PhD candidates are professionals

In his UKrant opinion of 29 October Martijn Wieling argues in favor of a doctoral system with PhD students instead of PhD employees. According to the PhD candidate Network of the Netherlands (PNN) this would lead to a race to the bottom.
By Anne de Vriesand Marten van der Meulen

In his opinion Wieling reacts to another Ukrant article in which PhD students from the RUG indicated that they feel like second-rate PhD candidates. The PhD students earn € 20.000 less than employed PhD candidates and have no pension rights. The promised advantages of being a PhD student are lacking.

Nonetheless, Wieling tells them to be happy with the fact that they have found a place as a PhD candidate. He argues that the question that needs to be answered is: ‘If you had a 50 percent chance of a spot as an employed PhD, or a 100 percent chance of a position as a scholarship student, which one would you choose?’ Wieling answers his own question: let’s shift to a system with PhD students only, because this is cheaper and because “a PhD track is an education programme.

Work

To start with that last statement: doctoral research is not an educational program. At least, not according to, amongst others, the Dutch Council of State, the student organization ISO and the European Council for early career scientists (Eurodoc). Moreover, in 2005 European Universities agreed that: ‘Doctoral candidates as early stage researchers: should be recognized as professionals – with commensurate rights – who make a key contribution to the creation of new knowledge.’

Research is a core task of universities and it is untenable to argue that this task is largely carried out by so-called students. Wieling therefore forgets to answer an essential question: are PhD candidates carrying out academic research? The answer is wholeheartedly ‘yes’, which means that PhD candidates are performing work to the benefit of universities.

It is true that PhD candidates receive doctoral training. However this is not unusual for junior employees. For example, also junior doctors are trained and supervised in order to become a medical specialist. Likewise, Dutch junior lawyers are supervised by a senior and receive extensive, three year training (exams included).

Career

Just like PhD candidates these professionals have obtained a master degree and are at the beginning of their careers. Do we call them students? No. Similarly, it does not make sense to treat PhD candidates as students merely because they happen to work in an educational environment.
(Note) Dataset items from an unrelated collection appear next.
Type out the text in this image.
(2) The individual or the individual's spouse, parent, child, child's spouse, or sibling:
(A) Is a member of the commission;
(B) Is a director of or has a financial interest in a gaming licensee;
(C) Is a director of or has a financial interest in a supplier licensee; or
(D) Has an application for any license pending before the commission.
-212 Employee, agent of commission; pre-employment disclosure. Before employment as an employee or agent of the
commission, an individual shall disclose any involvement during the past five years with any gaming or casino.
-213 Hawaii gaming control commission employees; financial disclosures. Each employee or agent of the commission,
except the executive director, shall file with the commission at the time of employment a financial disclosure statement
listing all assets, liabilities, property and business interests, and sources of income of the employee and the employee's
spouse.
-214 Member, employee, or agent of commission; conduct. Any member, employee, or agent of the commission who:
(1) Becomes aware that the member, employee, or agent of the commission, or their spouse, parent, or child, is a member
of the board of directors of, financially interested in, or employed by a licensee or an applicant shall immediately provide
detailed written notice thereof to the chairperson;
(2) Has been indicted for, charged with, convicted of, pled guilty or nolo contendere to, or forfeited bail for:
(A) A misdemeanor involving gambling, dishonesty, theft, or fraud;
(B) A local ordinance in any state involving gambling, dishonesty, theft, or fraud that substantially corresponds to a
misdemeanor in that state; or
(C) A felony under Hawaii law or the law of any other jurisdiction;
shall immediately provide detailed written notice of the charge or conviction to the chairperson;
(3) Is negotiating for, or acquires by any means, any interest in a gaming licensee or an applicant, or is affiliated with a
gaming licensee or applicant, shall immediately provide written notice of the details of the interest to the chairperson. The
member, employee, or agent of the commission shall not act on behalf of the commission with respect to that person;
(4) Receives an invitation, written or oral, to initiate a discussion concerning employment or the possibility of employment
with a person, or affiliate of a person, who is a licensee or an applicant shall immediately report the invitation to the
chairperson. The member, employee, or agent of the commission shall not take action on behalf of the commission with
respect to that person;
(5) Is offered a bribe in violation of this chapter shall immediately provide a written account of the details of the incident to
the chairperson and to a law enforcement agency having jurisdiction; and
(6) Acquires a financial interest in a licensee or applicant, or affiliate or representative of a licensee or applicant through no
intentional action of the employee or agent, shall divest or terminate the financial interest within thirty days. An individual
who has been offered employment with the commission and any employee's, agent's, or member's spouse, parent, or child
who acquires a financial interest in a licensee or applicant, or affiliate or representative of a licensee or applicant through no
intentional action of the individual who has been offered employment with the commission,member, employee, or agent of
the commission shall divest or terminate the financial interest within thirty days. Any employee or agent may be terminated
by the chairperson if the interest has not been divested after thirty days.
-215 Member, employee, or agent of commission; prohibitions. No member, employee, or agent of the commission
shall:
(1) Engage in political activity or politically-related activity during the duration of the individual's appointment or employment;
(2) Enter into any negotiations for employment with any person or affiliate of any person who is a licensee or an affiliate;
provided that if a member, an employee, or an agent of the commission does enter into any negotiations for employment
A system with only PhD students has one obvious advantage: it is cheaper. In the Netherlands, however, we pride ourselves on the fact that we uphold certain minimum standards and labor conditions, such as a salary and pension rights in accordance with the collective labor agreement.  In other sectors we would find it absurd to devalue this system, but in academia this is proposed as a way to create more output.

As a result, PhD students at Groningen enjoy a shady and unequal legal status. Moreover, they cannot properly defend themselves because students are not represented by labor unions. Abusive practices can go unnoticed because individual PhD students are in a weak position, in particular because of the unequal relationship with PhD supervisors.

Race to the bottom

Wieling argues that we should pay PhD students less, because this way the costs ‘would match the government’s compensation’. This is the world on its head. If there is a need for more PhD research this has to be paid for by the community at large, not by a small and vulnerable group. If increased government funding is lacking, universities do not have to accommodate the demand for more research.

After all, that would lead to a race to the bottom in which the responsible party (the government) can simply lean back and PhD candidates are presented with the bill. Furthermore, under the current financial model a nation-wide increase in PhD dissertations leads to a decrease in government funding per dissertation. When universities continue to produce more and more PhD dissertations, the government contribution per PhD trajectory will further decline.

Answer

In case of scarcity there are always people willing to work under bad labor conditions. Because of this dependent position, one cannot leave it up to an individual worker to decide on whether he accepts a degraded legal position. Hence the answer to Wieling’s unapt question is: rather fewer PhD trajectories with fair labor conditions, than more unprotected, underpaid PhD candidates.

Anne de Vries is Chair of the PhD candidate Network of the Netherlands (PNN), Marten van der Meulen is Vice-chair.